中央通り(県道12号・229号)が開通した1933年以前は、川越の中心である一番街から本川越駅・川越駅へ向かうための本通りとして機能していた[6]。その後も市勢が拡大するに伴って、銀座通り周辺に商業の中心が移行した[7]。
第二次世界大戦終結後、川越のベッドタウン化による商業衰退が懸念されたことから市内商店街の活性化が叫ばれ、川越銀座商店街では1950年(昭和25年)に鉄骨アーチ式の天幕が設置された[8]。また、1951年3月19日には埼玉県で初の商店街組合である川越銀座商店街協同組合が設立された[9]。天幕が老朽化したことから、1958年(昭和33年)には本格的な金属式アーケードが建設された[10]。
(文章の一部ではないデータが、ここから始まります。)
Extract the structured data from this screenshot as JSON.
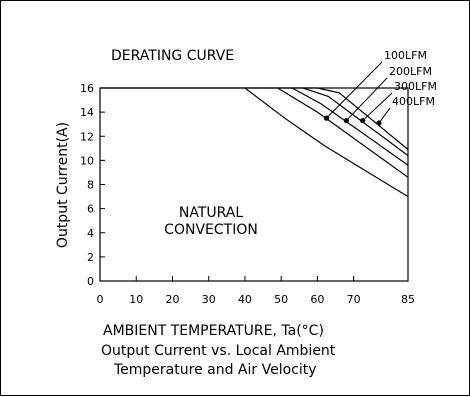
{
  "chart_data": {
    "type": "line",
    "title": "DERATING CURVE",
    "inner_label_lines": [
      "NATURAL",
      "CONVECTION"
    ],
    "xlabel": "AMBIENT TEMPERATURE, Ta(°C)",
    "ylabel": "Output Current(A)",
    "caption_lines": [
      "Output Current vs. Local Ambient",
      "Temperature and Air Velocity"
    ],
    "xlim": [
      0,
      85
    ],
    "ylim": [
      0,
      16
    ],
    "x_ticks": [
      0,
      10,
      20,
      30,
      40,
      50,
      60,
      70,
      85
    ],
    "y_ticks": [
      0,
      2,
      4,
      6,
      8,
      10,
      12,
      14,
      16
    ],
    "grid": false,
    "series": [
      {
        "name": "",
        "x": [
          40,
          51,
          62,
          85
        ],
        "y": [
          16,
          13.5,
          11.2,
          7.0
        ]
      },
      {
        "name": "100LFM",
        "x": [
          49,
          60,
          85
        ],
        "y": [
          16,
          14.0,
          8.6
        ]
      },
      {
        "name": "200LFM",
        "x": [
          53,
          61,
          85
        ],
        "y": [
          16,
          14.7,
          9.6
        ]
      },
      {
        "name": "300LFM",
        "x": [
          56,
          63,
          85
        ],
        "y": [
          16,
          15.3,
          10.4
        ]
      },
      {
        "name": "400LFM",
        "x": [
          60,
          66,
          85
        ],
        "y": [
          16,
          15.6,
          10.9
        ]
      }
    ],
    "markers": [
      {
        "series": "100LFM",
        "x": 62.5,
        "y": 13.5
      },
      {
        "series": "200LFM",
        "x": 68,
        "y": 13.3
      },
      {
        "series": "300LFM",
        "x": 72.5,
        "y": 13.3
      },
      {
        "series": "400LFM",
        "x": 77,
        "y": 13.1
      }
    ]
  }
}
1960年代に入ると、商業の中心がより鉄道駅に近い市街地南部(現在のクレアモール)に移り、移転する店舗も現れるなど銀座商店街の活気がピークを越えたことが指摘された[11]。1989年の報告書では、「アーケードも古く、日中でも暗い(中略)全体としては活気を失って大変厳しい状況[12]」と指摘され、周囲の景観との連続性を持たせるためのアーケード撤去や無柱化などが提案されている[13]。こうした報告を受け、近隣の一番街商店街による川越町並み委員会の活動をモデルとして[14]、1994年(平成6年)に大正浪漫委員会を設立[15][注釈 1]、「大正ロマン」をテーマに商店街のあり方を変える取り組みを始めた。
1995年(平成7年)には「大正浪漫のまちづくり規範」を策定[17]。この規範は拘束力のあるものではないが、既存建築物の保存とともに新規建築におけるデザイン誘導によって街並み全体を大正ロマンのイメージに揃えることを狙っている。同年には通りの名称が現在の大正浪漫夢通りとなり[2]、老朽化したアーケードが撤去された[18][16]。
2001年(平成13年)には電線の地中化も完工し[16]、江戸時代から明治の蔵造りの街並みが残る「川越一番街」と新市街地の「クレアモール」の間に位置する大正時代の街として観光客を集めている。